What do I mean by that?

Well, for one, the use of inanimate objects to tell a character’s story. When we interact with our surroundings, we all leave parts of ourselves behind. And I don’t mean those scraps of dry skin that cascade off when you rub against a surface. I mean the small habits, ticks, dislikes, preferences that seep their way into our surroundings. The way we organize our spaces, the decorations that adorn our walls, whether our clothes lie strewn like landmines across our bedroom floors or painstakingly folded in that one specific nook between the dresser and the bed .

They are, each and every one, scattered leavings of our selves.

Stiefvater understands this and incorporates it so very well–it’s in the way she describes Monmouth Manufacturing, Gansey’s car, Adam’s neighbourhood. They all help form the image of a character in ways that dialogue can’t.

Secondly, the constant use of body language and deconstruction of facial expressions to examine characters from a distance–that says something about the characters from a distance.

Every one of these characters are swashed in layers. Some layers you only see when they’re interacting with certain people, some layers don’t emerge at all, and some you only see mere glimpses of in certain instances.

For example:

[Gansey’s] bald expression held something new: not the raw delight of finding the ley line or the sly pleasure of teasing Blue. She recognized the strange happiness that came from loving something without knowing why you did, that strange happiness that was sometimes so big that it felt like sadness. It was the way she felt when she looked at the stars.
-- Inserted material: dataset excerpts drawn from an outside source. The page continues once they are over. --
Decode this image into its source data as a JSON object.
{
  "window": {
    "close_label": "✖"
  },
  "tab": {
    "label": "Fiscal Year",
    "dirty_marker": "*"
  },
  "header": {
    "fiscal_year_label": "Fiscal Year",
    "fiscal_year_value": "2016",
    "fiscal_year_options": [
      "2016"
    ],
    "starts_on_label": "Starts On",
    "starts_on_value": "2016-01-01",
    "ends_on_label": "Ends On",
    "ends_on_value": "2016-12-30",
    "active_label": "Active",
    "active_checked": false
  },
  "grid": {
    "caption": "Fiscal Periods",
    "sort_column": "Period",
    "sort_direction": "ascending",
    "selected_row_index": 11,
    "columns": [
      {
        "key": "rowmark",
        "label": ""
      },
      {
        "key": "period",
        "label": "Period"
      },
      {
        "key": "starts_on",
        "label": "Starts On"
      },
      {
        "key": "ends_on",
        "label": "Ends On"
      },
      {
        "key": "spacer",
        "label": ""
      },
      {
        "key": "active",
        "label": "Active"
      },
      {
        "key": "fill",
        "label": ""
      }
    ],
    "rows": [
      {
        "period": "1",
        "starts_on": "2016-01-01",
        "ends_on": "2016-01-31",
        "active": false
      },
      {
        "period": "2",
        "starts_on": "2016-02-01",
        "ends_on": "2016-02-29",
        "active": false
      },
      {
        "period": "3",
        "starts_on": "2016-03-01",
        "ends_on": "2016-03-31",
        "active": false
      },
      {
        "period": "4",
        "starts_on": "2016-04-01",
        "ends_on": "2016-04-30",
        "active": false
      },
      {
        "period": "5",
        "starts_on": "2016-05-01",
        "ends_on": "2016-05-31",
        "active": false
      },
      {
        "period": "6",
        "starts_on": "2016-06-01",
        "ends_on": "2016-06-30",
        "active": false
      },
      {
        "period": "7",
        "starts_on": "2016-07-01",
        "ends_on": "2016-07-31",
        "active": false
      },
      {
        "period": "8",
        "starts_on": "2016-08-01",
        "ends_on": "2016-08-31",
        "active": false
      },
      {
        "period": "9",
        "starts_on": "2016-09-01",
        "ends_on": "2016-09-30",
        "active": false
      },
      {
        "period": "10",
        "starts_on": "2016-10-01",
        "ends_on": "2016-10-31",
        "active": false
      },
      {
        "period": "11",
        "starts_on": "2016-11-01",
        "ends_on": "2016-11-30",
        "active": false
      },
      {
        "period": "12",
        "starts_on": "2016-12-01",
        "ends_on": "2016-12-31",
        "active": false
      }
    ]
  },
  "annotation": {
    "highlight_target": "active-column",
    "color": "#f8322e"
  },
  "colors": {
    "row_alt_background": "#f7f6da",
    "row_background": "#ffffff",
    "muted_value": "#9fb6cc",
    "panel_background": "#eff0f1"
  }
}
This isn’t the character deliberately–or even consciously–revealing something about himself. It’s one of his layers getting caught against the protrusion–the insistence, the intensity–of a particular moment and getting peeled back slightly for just for a moment, and another character being at the right place and the right time to peek inside it.

Gansey can think, or say out loud, “I’m so glad we found these ley lines,” and that would be another way to present the same thing. But it’s not as punchy as another character recognizing, and empathizing with, that unadulterated joy in his body language and expression. And the latter is what sticks in your mind.

All in all, this is a wonderful start and I’ll most likely be writing a full thinkpiece on the series when I finish (hopefully within a month!).